In my case (Artix-7) this code gives me a critical path of LUT2 then 8 CARRY4 then LUT3 and it's pretty fast (3.09 ns estimated before the routing step). It consumes 96 luts estimated.

If I use
Sum_P1 <= Sum+1;
istead, it gives me a critical path of LUT2 + 9 CARRY4 + LUT2 + 8 CARRY4 and it doesn't meet timings (4.232 ns estimated before the routing step). It consumes 64 luts estimated.

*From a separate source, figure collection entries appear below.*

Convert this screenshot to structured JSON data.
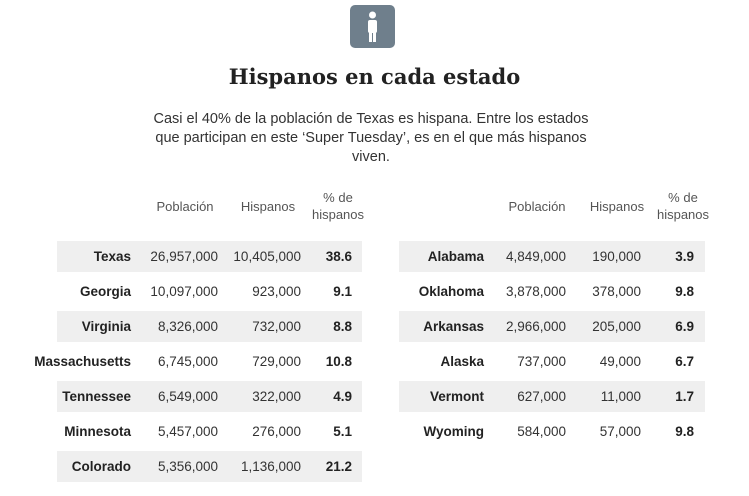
{
  "header": {
    "title": "Hispanos en cada estado",
    "subtitle": "Casi el 40% de la población de Texas es hispana. Entre los estados que participan en este ‘Super Tuesday’, es en el que más hispanos viven."
  },
  "tables": [
    {
      "columns": [
        "Población",
        "Hispanos",
        "% de hispanos"
      ],
      "rows": [
        [
          "Texas",
          "26,957,000",
          "10,405,000",
          "38.6"
        ],
        [
          "Georgia",
          "10,097,000",
          "923,000",
          "9.1"
        ],
        [
          "Virginia",
          "8,326,000",
          "732,000",
          "8.8"
        ],
        [
          "Massachusetts",
          "6,745,000",
          "729,000",
          "10.8"
        ],
        [
          "Tennessee",
          "6,549,000",
          "322,000",
          "4.9"
        ],
        [
          "Minnesota",
          "5,457,000",
          "276,000",
          "5.1"
        ],
        [
          "Colorado",
          "5,356,000",
          "1,136,000",
          "21.2"
        ]
      ]
    },
    {
      "columns": [
        "Población",
        "Hispanos",
        "% de hispanos"
      ],
      "rows": [
        [
          "Alabama",
          "4,849,000",
          "190,000",
          "3.9"
        ],
        [
          "Oklahoma",
          "3,878,000",
          "378,000",
          "9.8"
        ],
        [
          "Arkansas",
          "2,966,000",
          "205,000",
          "6.9"
        ],
        [
          "Alaska",
          "737,000",
          "49,000",
          "6.7"
        ],
        [
          "Vermont",
          "627,000",
          "11,000",
          "1.7"
        ],
        [
          "Wyoming",
          "584,000",
          "57,000",
          "9.8"
        ]
      ]
    }
  ]
}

If we return to our original task with a proper modulo 2*32-1 addition and use Sun_P1(32) for the select input of the multiplexer
    Sum <= resize(A, 33)+resize(B, 33);
    Sum_P1 <= resize(A, 33)+resize(B, 33)+1;
    
    process(clk)
    begin
        if rising_edge(clk) then
            A <= A_in;
            B <= B_in;
            
            if Sum_P(32) = '1' then
                C<=resize(Sum_P1,32);
            else
                C<=resize(Sum,32);
            end if;
        end if;
    end process;
we would have exactly the same results on Artix-7 as with "weird" addition. (And it makes sense)

in case of Sum_P1 <= Sum+1; we have LUT2 + 7 CARRI4 + LUT + 2 CARRY4 + LUT2 and we don't meet timings(4.444 ns estimated before the routing step). It consumes 96 luts estimated.

if we do it like that:
    Y1  <= resize(A, 33) + resize(B, 33) + 1;
    Y   <= resize(A + B + resize(Y1(32 downto 32),33), 32); 
    
    process(clk)
    begin
        if rising_edge(clk) then
            A <= A_in;
            B <= B_in;
            
            C <= Y;
        end if;
    end process;
we have in critical path LUT2 + 8*CARRY4 + LUT2 + 8*CARRY4 and we don't meet timings(4.338 ns estimated before the routing step). It consumes 64 luts estimated.